First of all, I realized that the reason I wrote at such length about those days was because I was trying to make sense of what was happening to me. I was always a little on the dark and sarcastic side, but when you stop wanting to go out and you stop wanting to be a real person with real hobbies and a real life, then something is wrong. A lot of people roll their eyes and say things like “Oh, good. ANOTHER head case. I’ve got problems too, but you don’t see me crying about it.” You can never really know how terrifying it is until you’ve been awake all night, afraid of yourself and what you’re capable of doing. I’m not sure why I didn’t think it was a big deal. I’m not sure why my friends didn’t think something was really wrong with me, but then I thought that maybe they did and they just didn’t say anything. Or maybe they said something and I didn’t listen (I am rather stubborn). Or maybe I kept a lot of it in so that no one would know how bad it was. I suspect it was a combination thereof, but I’m really fuzzy on parts of the fall semester of 2003.
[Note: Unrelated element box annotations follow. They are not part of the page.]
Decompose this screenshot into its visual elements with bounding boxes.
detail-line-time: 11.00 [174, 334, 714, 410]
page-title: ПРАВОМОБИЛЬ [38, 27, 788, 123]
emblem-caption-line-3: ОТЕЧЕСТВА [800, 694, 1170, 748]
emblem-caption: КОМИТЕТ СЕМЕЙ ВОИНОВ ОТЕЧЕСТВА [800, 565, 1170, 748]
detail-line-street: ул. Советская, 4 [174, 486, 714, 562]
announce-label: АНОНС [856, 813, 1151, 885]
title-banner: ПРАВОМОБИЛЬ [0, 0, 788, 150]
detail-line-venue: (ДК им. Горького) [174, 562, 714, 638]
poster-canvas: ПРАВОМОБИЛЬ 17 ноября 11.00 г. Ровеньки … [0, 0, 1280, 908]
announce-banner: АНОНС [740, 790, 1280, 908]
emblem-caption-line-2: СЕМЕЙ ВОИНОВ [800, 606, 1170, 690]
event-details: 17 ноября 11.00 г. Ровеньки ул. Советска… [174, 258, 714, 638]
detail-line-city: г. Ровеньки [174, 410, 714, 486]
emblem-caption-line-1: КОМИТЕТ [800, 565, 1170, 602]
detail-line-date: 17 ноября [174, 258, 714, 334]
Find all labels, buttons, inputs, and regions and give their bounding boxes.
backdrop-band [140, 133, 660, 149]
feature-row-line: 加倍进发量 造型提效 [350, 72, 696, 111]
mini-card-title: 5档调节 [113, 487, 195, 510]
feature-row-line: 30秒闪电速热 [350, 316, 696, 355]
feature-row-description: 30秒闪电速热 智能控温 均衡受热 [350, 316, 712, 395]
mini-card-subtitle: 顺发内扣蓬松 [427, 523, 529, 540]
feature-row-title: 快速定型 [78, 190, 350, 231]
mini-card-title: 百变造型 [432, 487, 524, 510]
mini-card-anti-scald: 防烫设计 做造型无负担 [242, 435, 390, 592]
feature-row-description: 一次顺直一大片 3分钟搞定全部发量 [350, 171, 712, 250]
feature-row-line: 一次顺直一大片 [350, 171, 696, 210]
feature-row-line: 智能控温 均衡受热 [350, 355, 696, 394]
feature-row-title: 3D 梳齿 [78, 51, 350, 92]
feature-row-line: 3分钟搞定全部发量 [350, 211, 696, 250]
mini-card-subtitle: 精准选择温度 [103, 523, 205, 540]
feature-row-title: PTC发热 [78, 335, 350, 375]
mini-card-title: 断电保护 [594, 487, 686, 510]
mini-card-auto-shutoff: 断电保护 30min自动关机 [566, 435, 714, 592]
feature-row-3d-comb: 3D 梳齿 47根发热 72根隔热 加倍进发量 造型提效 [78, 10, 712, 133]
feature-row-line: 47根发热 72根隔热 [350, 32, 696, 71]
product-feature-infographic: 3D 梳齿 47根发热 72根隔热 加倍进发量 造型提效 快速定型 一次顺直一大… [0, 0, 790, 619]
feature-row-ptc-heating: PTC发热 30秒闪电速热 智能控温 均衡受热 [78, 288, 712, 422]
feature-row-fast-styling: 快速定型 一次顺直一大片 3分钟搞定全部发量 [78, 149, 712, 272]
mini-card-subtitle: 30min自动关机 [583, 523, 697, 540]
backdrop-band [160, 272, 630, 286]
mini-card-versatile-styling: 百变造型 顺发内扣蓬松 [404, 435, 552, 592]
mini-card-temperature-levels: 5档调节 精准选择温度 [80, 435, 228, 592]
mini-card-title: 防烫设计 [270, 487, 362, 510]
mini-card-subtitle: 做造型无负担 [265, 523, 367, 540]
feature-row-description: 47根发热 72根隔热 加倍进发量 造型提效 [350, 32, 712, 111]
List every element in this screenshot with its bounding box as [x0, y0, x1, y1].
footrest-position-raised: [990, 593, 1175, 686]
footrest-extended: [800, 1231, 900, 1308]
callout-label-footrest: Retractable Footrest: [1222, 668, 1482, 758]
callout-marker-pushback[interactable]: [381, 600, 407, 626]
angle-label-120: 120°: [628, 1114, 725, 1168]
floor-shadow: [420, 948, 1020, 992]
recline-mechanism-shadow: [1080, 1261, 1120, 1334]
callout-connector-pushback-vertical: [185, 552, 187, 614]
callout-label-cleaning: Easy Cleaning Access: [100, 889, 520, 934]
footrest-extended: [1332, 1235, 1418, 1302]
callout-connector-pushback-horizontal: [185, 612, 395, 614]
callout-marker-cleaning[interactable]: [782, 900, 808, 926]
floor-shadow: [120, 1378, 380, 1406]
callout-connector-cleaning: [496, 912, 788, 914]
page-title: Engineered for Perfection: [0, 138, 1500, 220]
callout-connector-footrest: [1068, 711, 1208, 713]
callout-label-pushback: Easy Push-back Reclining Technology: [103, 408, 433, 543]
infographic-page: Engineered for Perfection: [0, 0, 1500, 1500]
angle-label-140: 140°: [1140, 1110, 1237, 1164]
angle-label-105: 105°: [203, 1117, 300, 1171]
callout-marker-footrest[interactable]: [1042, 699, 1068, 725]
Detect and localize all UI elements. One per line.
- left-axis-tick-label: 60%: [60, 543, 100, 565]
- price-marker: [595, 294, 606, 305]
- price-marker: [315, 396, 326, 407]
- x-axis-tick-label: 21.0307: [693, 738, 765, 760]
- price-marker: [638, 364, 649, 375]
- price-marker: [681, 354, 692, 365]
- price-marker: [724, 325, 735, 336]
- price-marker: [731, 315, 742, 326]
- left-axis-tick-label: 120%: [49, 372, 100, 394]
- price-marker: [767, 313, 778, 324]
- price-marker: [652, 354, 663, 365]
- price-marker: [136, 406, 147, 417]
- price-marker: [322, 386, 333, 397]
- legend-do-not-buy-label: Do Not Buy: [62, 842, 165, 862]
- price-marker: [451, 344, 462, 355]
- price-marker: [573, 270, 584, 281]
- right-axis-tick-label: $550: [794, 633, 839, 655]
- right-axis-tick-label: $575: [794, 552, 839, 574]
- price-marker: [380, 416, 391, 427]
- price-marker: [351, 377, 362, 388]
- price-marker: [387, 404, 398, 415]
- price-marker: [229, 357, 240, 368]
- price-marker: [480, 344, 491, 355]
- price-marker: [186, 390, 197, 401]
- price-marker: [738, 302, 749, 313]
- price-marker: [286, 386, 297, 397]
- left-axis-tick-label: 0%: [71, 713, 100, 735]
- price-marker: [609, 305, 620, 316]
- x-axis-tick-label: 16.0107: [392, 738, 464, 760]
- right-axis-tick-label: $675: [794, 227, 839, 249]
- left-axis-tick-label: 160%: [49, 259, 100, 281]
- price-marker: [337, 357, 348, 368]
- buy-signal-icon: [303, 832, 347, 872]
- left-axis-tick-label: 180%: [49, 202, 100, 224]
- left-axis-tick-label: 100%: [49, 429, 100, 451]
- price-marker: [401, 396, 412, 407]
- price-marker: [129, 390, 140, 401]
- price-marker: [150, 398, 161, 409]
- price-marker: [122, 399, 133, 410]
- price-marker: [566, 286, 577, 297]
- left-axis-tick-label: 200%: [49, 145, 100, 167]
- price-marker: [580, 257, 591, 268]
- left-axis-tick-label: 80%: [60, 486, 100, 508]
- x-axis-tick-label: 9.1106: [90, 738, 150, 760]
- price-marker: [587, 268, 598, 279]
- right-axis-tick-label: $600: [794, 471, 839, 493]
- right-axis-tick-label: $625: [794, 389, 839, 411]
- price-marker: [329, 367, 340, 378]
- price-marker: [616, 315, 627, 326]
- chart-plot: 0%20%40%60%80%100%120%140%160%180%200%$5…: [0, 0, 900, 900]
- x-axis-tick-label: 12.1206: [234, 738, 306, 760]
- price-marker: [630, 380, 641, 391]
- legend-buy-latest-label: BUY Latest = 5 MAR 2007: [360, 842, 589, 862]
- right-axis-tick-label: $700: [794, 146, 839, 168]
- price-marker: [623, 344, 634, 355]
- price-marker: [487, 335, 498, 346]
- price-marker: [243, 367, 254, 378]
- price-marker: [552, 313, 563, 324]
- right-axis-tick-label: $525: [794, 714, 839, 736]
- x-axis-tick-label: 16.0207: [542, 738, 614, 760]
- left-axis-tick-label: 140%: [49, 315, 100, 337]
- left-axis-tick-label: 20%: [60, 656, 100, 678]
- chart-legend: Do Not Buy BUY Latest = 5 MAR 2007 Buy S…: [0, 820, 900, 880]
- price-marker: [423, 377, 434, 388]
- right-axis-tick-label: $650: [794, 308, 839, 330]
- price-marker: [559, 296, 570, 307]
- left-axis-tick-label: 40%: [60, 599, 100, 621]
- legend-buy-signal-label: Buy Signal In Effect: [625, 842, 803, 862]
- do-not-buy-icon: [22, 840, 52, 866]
Second of all, I realized that I sometimes forget to realize how great my friends are. It absolutely cannot have been easy to deal with me during that time in my life, and I was fortunate enough to have a few amazing friends at college who were understanding, but wouldn’t baby me too much. They listened and they hung out with me and they were around for the good days and the bad days. They had their own problems and could have easily brushed me off, but they didn’t. And the thing is… they’re still here now, six years later. We might not all be living in the same place, but they’re still here and I still love every single chance I get to see any or all of them. Some of them are among my favorite people in the whole world.

Finally, I realized that I have grown so much. I took my diagnosis and I took my medicine and I got better. One of the most difficult things about that time was having to hear people say “You’re fine. You just want pity.” I didn’t want pity. I wanted to get better, and I was proud of myself when I did. The nature of major depressive disorder is that it has a tendency to come back around. I know this because I watched my grandmother struggle with it. Even when she struggled, though, she continued to be passionate, smart, and funny. I’ve had some rough patches here and there, but nothing like that year in college. I’ve been off of the medicine for almost three years now, and even on my bad days, I don’t find it debilitating. I can work around it. I’ve learned to manage it. At least for the most part. No one is perfect and I have just as many insecurities as the next person. Isn’t that what being human is all about? A range of emotions and all that good stuff? Maybe I just feel more of them more often than most people. Who knows.

It took two days to decide whether or not I wanted to write this post. I know there are people who read my blog who don’t know much about me or who are cyber-stalking (hello, regular readers in California) and whatnot, and opinions tend to change when you introduce topics such as depression. That’s not really the point of this post, though. Ultimately the point wasn’t about suffering the depression, but about getting better and being able to look back on those days and see how far I’ve come. It’s about being a survivor (in the Destiny’s Child sense of the term). It’s about how much I appreciate my friends.

But mostly it’s about how, with all the moving forward we do, sometimes it’s good to look back and laugh, but it’s especially good to look at where we were and see how we got to be where we are.